In short: Some of the biggest AI and cloud companies reported stronger profits partly because investments they hold in private AI startups rose in value.
Alphabet, Amazon, Microsoft, Meta, and Oracle, often called “hyperscalers” (very large cloud computing providers), reported strong earnings for the first quarter of 2026. Investors have focused on their rising spending plans for data centers and chips, with Morgan Stanley estimating these companies could spend over $800 billion in 2026 and about $1.1 trillion in 2027.
But the Financial Times pointed to another factor inside the earnings reports, a line called “other income.” This can include changes in the value of investments, not just money from selling products or services.
Alphabet reported $37.7 billion in “other income” in Q1 2026, which was more than half of its net profit for the quarter. Amazon reported nearly $16 billion, up from $2.7 billion a year earlier, and it was close to half of its net profit. Microsoft reported $942 million in the quarter, and $7.2 billion over the past nine months. Oracle reported none, and Meta reported a $1.1 billion loss in this category.

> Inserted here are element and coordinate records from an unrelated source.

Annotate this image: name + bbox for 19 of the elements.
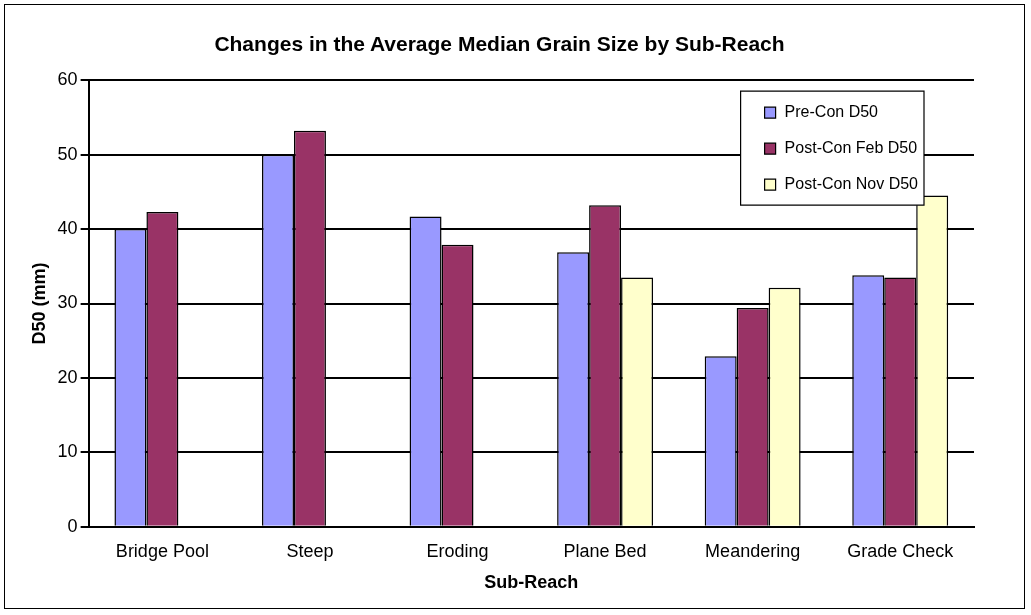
legend-label: Post-Con Feb D50 xyxy=(784,138,918,156)
x-axis-title: Sub-Reach xyxy=(484,572,579,593)
y-tick-label: 50 xyxy=(57,143,78,164)
y-tick-label: 60 xyxy=(57,69,78,90)
x-tick-label: Grade Check xyxy=(847,540,955,561)
chart-title: Changes in the Average Median Grain Size by Sub-Reach xyxy=(214,32,785,56)
x-tick-label: Meandering xyxy=(705,540,801,561)
legend-label: Pre-Con D50 xyxy=(784,102,879,120)
x-tick-label: Eroding xyxy=(426,540,489,561)
y-tick-label: 0 xyxy=(67,515,78,536)
y-tick-label: 40 xyxy=(57,218,78,239)
x-tick-label: Steep xyxy=(286,540,334,561)
y-tick-label: 20 xyxy=(57,366,78,387)
y-tick-label: 30 xyxy=(57,292,78,313)
legend-label: Post-Con Nov D50 xyxy=(784,174,919,192)
y-axis-title: D50 (mm) xyxy=(28,262,49,345)
x-tick-label: Bridge Pool xyxy=(115,540,209,561)
y-tick-label: 10 xyxy=(57,441,78,462)
x-tick-label: Plane Bed xyxy=(563,540,647,561)
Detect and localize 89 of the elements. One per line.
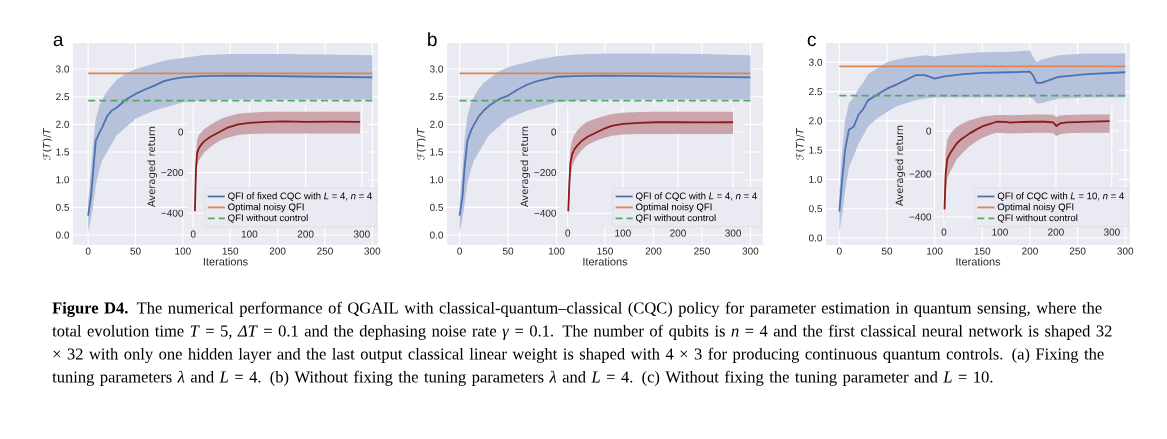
y-tick-label: 0.0 (808, 234, 823, 242)
y-axis-title: Averaged return (147, 126, 158, 207)
x-tick-label: 100 (175, 247, 191, 255)
x-tick-label: 150 (222, 247, 239, 255)
x-tick-label: 300 (1117, 247, 1134, 255)
legend-label: QFI without control (636, 214, 716, 223)
legend-label: QFI of CQC with L = 4, n = 4 (636, 192, 757, 202)
legend-label: QFI without control (997, 214, 1078, 223)
y-tick-label: 0.5 (55, 203, 70, 211)
y-tick-label: 2.0 (56, 120, 70, 128)
x-axis-title: Iterations (203, 257, 248, 266)
x-tick-label: 200 (269, 247, 286, 255)
x-tick-label: 200 (645, 247, 662, 255)
legend-label: Optimal noisy QFI (228, 203, 304, 213)
line-series (943, 120, 1111, 211)
y-axis-title: ℱ(T)/T (42, 127, 52, 160)
line-series (567, 121, 734, 213)
y-tick-label: 1.5 (809, 146, 823, 154)
y-tick-label: 0 (551, 128, 557, 136)
y-axis-title: ℱ(T)/T (416, 127, 426, 160)
x-tick-label: 100 (548, 247, 565, 255)
x-tick-label: 100 (615, 229, 631, 237)
y-tick-label: −200 (909, 170, 932, 178)
x-tick-label: 150 (974, 247, 991, 255)
x-tick-label: 300 (742, 247, 759, 255)
y-tick-label: 2.5 (430, 93, 444, 101)
y-axis-title: Averaged return (520, 126, 531, 207)
y-tick-label: −400 (161, 209, 184, 217)
y-tick-label: −400 (534, 209, 557, 217)
y-tick-label: 2.0 (809, 117, 823, 125)
legend-label: QFI of fixed CQC with L = 4, n = 4 (228, 192, 372, 202)
x-tick-label: 0 (565, 229, 571, 237)
y-tick-label: −400 (909, 213, 932, 221)
x-tick-label: 50 (881, 247, 893, 255)
x-tick-label: 300 (725, 229, 742, 237)
x-tick-label: 200 (297, 230, 314, 238)
line-series (838, 70, 1127, 213)
x-tick-label: 300 (1103, 228, 1120, 236)
y-tick-label: 3.0 (55, 65, 70, 73)
y-tick-label: 0.0 (429, 231, 444, 239)
y-tick-label: 0.5 (429, 203, 444, 211)
x-tick-label: 50 (502, 247, 514, 255)
y-tick-label: 2.5 (809, 88, 823, 96)
x-tick-label: 200 (670, 229, 686, 237)
x-tick-label: 200 (1048, 228, 1064, 236)
y-axis-title: ℱ(T)/T (795, 127, 805, 160)
y-tick-label: 1.0 (430, 176, 444, 184)
chart-title: c (807, 35, 816, 47)
y-tick-label: 3.0 (429, 65, 444, 73)
x-tick-label: 200 (1022, 247, 1038, 255)
y-tick-label: 0 (178, 128, 184, 136)
legend-label: QFI without control (228, 214, 308, 223)
x-tick-label: 0 (836, 247, 842, 255)
y-tick-label: 0.0 (55, 231, 70, 239)
x-tick-label: 250 (1069, 247, 1086, 255)
y-tick-label: 1.5 (430, 148, 444, 156)
x-tick-label: 300 (353, 230, 370, 238)
y-tick-label: 1.5 (56, 148, 70, 156)
x-tick-label: 300 (364, 247, 381, 255)
y-tick-label: 0 (926, 127, 932, 135)
x-tick-label: 150 (597, 247, 613, 255)
y-tick-label: 1.0 (56, 176, 70, 184)
legend-label: Optimal noisy QFI (997, 203, 1074, 213)
legend-label: Optimal noisy QFI (636, 203, 712, 213)
x-tick-label: 0 (85, 247, 91, 255)
x-tick-label: 100 (992, 228, 1008, 236)
x-tick-label: 0 (190, 230, 196, 238)
x-axis-title: Iterations (956, 257, 1001, 266)
chart-title: a (53, 35, 64, 47)
x-tick-label: 0 (457, 247, 462, 255)
x-tick-label: 100 (241, 230, 258, 238)
legend-label: QFI of CQC with L = 10, n = 4 (997, 192, 1124, 202)
y-tick-label: 3.0 (808, 58, 823, 66)
chart-title: b (428, 32, 437, 47)
y-tick-label: −200 (534, 169, 557, 177)
x-tick-label: 250 (694, 247, 710, 255)
y-tick-label: −200 (161, 169, 184, 177)
y-tick-label: 2.5 (56, 93, 70, 101)
text: Figure D4. The numerical performance of QGAIL with classical-quantum–classical (CQC) policy for parameter estimation in quantum sensing, where the total evolution time T = 5, ΔT = 0.1 and the dephasing noise rate γ = 0.1. The number of qubits is n = 4 and the first classical neural network is shaped 32 × 32 with only one hidden layer and the last output classical linear weight is shaped with 4 × 3 for producing continuous quantum controls. (a) Fixing the tuning parameters λ and L = 4. (b) Without fixing the tuning parameters λ and L = 4. (c) Without fixing the tuning parameter and L = 10. (52, 301, 1112, 386)
line-series (193, 120, 362, 213)
y-tick-label: 2.0 (430, 120, 444, 128)
x-tick-label: 0 (941, 228, 947, 236)
x-tick-label: 50 (130, 247, 141, 255)
x-tick-label: 250 (317, 247, 333, 255)
y-tick-label: 1.0 (809, 175, 823, 183)
x-axis-title: Iterations (583, 257, 628, 266)
x-tick-label: 100 (927, 247, 943, 255)
y-tick-label: 0.5 (808, 205, 823, 213)
y-axis-title: Averaged return (895, 125, 906, 206)
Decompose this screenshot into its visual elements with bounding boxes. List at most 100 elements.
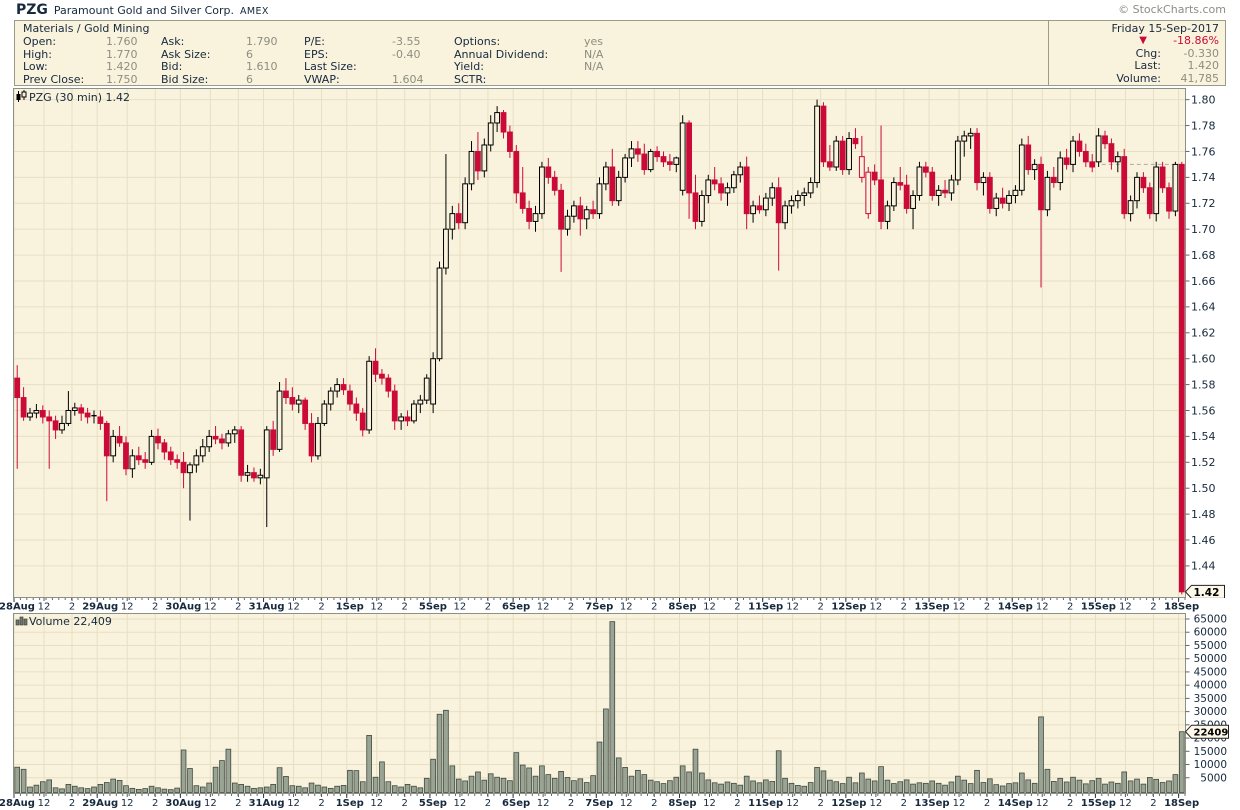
date-label: 5Sep [419,798,447,809]
candle [385,374,392,398]
candle [1121,148,1128,219]
candle [961,130,968,157]
candle [27,407,33,421]
volume-bar [199,786,206,793]
intraday-time-label: 12 [703,602,716,613]
volume-bar [564,777,571,793]
candle [794,190,801,209]
intraday-time-label: 12 [370,798,383,809]
candle [20,387,27,421]
price-plot-background [13,88,1186,598]
volume-bar [334,785,340,793]
intraday-time-label: 12 [786,602,799,613]
volume-bar [129,787,136,793]
volume-bar [103,782,110,793]
volume-bar [577,778,584,793]
candle [187,462,193,521]
volume-value: 41,785 [1180,71,1220,85]
candle [251,467,257,482]
volume-bar [654,781,660,793]
volume-bar [494,776,500,793]
intraday-time-label: 2 [152,602,158,613]
candle [500,110,507,139]
date-label: 18Sep [1164,602,1199,613]
candle [743,156,750,230]
candle [71,402,78,416]
last-price-marker-label: 1.42 [1194,587,1220,599]
volume-bar [532,775,539,793]
intraday-time-label: 2 [984,798,990,809]
candle [622,154,628,183]
volume-bar [1179,731,1185,793]
candle [494,106,501,133]
candle [475,132,481,180]
volume-bar [116,780,123,793]
date-label: 11Sep [748,602,783,613]
volume-bar [679,765,686,793]
volume-bar [769,781,776,793]
candle [807,177,814,199]
candle [97,410,104,430]
candle [238,426,245,482]
volume-bar [718,783,724,793]
candle [174,454,181,469]
date-label: 7Sep [585,602,613,613]
date-label: 13Sep [915,602,950,613]
volume-bar [673,776,680,793]
intraday-time-label: 2 [402,798,408,809]
candle [967,128,974,149]
info-label: SCTR: [454,72,487,86]
volume-bar [276,767,283,793]
volume-bar [903,779,910,793]
date-label: 8Sep [668,602,696,613]
candle [929,167,936,201]
candle [737,161,744,183]
volume-bar [142,788,148,793]
volume-bar [148,785,155,793]
info-label: High: [23,47,52,61]
candle [577,196,584,236]
candle [679,115,686,196]
date-label: 28Aug [0,602,35,613]
candle [507,125,513,158]
last-price-marker [1184,584,1225,599]
exchange-label: AMEX [240,6,269,17]
volume-bar [33,784,40,793]
volume-bar [65,783,72,793]
candle [826,144,833,171]
volume-bar [891,783,897,793]
volume-tick-label: 15000 [1194,746,1227,758]
candle [487,115,494,152]
price-tick-label: 1.78 [1191,119,1216,132]
price-gridlines [13,89,1185,597]
candle [545,157,552,184]
candle [206,429,213,452]
volume-bar [1140,783,1147,793]
volume-bar [91,786,97,793]
date-label: 15Sep [1081,602,1116,613]
candle [142,451,149,469]
volume-bar [551,777,558,793]
volume-bar [788,782,795,793]
volume-bar [289,785,296,793]
intraday-time-label: 2 [901,602,907,613]
intraday-time-label: 12 [786,798,799,809]
intraday-time-label: 2 [318,602,324,613]
candle [1127,195,1134,222]
info-label: Annual Dividend: [454,47,549,61]
intraday-time-label: 12 [953,602,966,613]
volume-bar [641,774,648,793]
price-tick-label: 1.72 [1191,197,1216,210]
candle [1025,135,1032,175]
info-value: -3.55 [392,35,421,48]
candle [839,135,846,175]
candles [14,99,1185,595]
volume-tick-label: 10000 [1194,759,1227,771]
volume-bar [97,783,104,793]
candle [263,426,270,528]
volume-tick-label: 30000 [1194,706,1227,718]
candle [1114,151,1121,173]
intraday-time-label: 12 [537,602,550,613]
info-row: Prev Close: 1.750 Bid Size: 6 VWAP: 1.604 SCTR… [23,72,644,87]
intraday-time-label: 12 [287,798,300,809]
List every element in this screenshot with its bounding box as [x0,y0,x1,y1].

Goldman Sachs analysts said Alphabet and Amazon together recorded $53 billion in “other income” in Q1 2026. They said $49 billion of that was explicitly tied to equity stakes in private companies, meaning the companies revalued their ownership stakes upward (like updating the price tag on an asset you already own).
This boost can go both ways. If private AI companies like Anthropic or OpenAI are valued lower in the future, “other income” could shrink or turn into a loss, which would make reported profits look weaker.